HB1413, a cleanup of the probation‑violation statute, was carried over after extensive testimony. The bill clarifies when technical violations should be bundled, removes a GPS‑monitoring item from 'technical' status by amendment, and asks for further study or Crime Commission review due to wide stakeholder disagreement.

Delegate Schmidt presented House Bill 1413 to clarify and recalibrate Virginia’s statute on probation violations, an area that speakers and judges have described as producing inconsistent outcomes across jurisdictions since a 2021 change in law.

Schmidt told the committee the bill was intended to ensure technical violations are addressed together rather than split into multiple hearings — a practice he said some courts have used to multiply penalties. The proposed text would require the court to consider technical violations alleged after a prior sentencing or revocation hearing as a single technical violation for adjudication, while preserving language to allow more serious or willful failures (for example, willful non‑appearance or willfully failing to pay restitution) to be treated differently.

Opponents, including Nate Green, representing the Virginia Association of Commonwealth’s Attorneys, warned that labeling most conditions as technical could undercut judicial discretion and the effectiveness of specialty treatment dockets that rely on the ability to sanction participants who fail to comply.
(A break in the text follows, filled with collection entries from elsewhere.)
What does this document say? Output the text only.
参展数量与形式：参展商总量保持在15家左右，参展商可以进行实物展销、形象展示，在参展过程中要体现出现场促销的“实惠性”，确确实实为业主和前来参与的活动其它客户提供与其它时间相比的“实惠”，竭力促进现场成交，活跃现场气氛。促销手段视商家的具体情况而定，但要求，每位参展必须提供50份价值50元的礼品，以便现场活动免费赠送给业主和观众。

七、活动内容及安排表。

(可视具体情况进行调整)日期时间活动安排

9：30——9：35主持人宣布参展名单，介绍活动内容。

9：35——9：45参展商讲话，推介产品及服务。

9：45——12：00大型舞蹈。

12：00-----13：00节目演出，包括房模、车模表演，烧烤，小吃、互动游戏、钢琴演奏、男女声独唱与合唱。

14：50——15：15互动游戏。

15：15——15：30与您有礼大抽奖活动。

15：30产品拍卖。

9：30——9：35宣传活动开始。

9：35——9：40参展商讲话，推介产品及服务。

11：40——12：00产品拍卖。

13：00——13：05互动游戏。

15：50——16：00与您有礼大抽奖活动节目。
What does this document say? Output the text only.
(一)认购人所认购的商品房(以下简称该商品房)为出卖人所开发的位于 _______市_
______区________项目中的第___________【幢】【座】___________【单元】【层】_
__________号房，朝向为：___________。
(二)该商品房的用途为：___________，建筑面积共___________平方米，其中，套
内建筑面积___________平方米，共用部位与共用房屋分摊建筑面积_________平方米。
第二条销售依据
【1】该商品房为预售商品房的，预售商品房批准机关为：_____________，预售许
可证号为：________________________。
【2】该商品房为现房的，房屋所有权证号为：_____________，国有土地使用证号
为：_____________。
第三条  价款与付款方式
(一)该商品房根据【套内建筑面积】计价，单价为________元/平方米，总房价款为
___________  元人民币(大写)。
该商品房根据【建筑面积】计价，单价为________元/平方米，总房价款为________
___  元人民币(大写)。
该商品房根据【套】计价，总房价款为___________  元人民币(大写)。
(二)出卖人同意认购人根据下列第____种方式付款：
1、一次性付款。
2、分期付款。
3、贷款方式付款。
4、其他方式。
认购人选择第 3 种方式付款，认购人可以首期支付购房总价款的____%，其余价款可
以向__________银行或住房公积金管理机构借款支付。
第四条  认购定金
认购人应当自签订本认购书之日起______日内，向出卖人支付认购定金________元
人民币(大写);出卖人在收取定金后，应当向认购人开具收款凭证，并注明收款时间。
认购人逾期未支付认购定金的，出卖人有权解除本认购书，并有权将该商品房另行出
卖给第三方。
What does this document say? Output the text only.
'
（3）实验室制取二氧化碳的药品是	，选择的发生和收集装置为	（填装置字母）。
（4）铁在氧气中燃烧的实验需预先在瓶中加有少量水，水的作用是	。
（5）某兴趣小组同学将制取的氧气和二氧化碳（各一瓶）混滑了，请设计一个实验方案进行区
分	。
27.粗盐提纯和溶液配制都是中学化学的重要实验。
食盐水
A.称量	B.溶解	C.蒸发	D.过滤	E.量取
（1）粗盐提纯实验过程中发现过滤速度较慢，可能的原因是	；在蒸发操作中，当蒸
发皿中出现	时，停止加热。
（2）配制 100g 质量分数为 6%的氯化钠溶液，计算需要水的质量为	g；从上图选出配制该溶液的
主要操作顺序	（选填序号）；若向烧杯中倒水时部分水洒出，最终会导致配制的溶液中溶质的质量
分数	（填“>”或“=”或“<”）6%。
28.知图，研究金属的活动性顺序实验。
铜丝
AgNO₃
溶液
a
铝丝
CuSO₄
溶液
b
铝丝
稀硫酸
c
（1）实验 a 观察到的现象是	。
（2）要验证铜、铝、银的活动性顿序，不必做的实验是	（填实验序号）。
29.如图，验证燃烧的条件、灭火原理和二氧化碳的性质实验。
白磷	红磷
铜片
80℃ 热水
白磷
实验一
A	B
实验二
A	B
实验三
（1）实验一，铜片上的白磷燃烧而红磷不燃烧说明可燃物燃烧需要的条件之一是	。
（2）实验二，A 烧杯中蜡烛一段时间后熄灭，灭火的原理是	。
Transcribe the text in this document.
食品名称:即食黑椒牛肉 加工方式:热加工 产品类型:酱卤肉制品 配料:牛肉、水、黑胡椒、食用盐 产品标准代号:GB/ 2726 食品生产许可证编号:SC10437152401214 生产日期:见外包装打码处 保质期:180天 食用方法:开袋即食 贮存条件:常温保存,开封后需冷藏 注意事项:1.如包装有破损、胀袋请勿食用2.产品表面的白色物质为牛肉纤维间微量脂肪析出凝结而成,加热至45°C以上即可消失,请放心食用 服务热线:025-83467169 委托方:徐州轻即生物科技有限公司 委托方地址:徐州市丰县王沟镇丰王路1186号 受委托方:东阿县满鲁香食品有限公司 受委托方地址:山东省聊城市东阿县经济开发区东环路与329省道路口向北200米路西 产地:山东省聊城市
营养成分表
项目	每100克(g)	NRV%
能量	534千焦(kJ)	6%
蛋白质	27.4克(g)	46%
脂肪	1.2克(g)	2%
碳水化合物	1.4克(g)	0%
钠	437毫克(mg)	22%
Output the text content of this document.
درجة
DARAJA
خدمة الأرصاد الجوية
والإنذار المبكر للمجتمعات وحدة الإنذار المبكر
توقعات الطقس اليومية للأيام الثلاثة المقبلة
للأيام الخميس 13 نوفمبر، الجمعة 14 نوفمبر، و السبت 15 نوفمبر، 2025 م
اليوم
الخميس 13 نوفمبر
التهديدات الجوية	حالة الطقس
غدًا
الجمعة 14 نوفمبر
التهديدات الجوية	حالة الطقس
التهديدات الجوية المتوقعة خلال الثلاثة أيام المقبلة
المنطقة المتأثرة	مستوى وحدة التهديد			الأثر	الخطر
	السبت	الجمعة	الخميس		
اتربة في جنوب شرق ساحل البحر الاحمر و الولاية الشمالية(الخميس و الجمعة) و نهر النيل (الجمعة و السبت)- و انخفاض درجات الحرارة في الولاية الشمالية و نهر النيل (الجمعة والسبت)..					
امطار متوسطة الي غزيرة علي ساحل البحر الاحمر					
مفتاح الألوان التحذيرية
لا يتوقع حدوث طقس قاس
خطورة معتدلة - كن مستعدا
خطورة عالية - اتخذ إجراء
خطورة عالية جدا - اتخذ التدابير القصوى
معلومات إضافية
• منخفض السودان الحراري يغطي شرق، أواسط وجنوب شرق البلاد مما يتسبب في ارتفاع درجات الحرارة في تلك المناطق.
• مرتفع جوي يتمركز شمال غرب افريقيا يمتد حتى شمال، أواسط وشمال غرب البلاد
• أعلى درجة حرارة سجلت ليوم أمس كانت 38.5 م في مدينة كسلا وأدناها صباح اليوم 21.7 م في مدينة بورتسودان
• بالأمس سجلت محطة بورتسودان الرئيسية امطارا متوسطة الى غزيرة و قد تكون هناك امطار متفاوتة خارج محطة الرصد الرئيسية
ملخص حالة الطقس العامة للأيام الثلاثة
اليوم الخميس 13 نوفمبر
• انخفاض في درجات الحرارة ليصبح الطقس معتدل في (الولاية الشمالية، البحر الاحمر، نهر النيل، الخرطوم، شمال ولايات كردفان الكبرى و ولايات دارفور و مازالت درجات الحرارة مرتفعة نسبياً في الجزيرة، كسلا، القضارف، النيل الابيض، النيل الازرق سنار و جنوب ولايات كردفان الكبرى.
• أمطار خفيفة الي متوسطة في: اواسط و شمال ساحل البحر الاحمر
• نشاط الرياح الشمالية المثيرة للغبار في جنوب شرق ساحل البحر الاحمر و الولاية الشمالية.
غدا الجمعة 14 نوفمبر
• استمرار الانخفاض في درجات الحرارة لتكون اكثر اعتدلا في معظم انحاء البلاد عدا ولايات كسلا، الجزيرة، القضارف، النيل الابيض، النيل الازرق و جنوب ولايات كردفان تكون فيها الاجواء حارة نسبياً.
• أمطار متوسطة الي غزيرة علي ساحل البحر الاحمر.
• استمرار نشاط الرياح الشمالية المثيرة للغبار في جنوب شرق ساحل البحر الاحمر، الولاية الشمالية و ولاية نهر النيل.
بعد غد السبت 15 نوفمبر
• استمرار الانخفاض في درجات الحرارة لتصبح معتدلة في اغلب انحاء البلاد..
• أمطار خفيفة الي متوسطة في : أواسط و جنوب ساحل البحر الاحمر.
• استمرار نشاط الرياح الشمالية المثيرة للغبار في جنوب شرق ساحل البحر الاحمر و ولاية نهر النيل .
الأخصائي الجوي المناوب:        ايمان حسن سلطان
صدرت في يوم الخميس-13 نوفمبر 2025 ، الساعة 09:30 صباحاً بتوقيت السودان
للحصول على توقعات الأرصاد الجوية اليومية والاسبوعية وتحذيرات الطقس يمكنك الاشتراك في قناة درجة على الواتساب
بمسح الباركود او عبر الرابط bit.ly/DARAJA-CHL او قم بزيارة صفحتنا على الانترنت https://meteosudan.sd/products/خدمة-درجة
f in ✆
The Supreme Court’s Canales decision — cited repeatedly — contributed to the policy confusion that motivated the bill.

Supporters, including reform advocates and Justice For Virginia, framed the bill as clarification to prevent judges and probation officers from gaming or stretching the statute to impose disproportionate sanctions and to avoid prolonged detention beyond the maximum sanctionable period for technical violations. The committee ultimately voted to carry the bill over and send the issue to the Crime Commission for further study so stakeholders and courts can develop consensus language.

Committee members expressed concern about potential unintended consequences on specialty dockets (drug court, mental‑health dockets) and said the subject is complex enough to merit additional study before final action.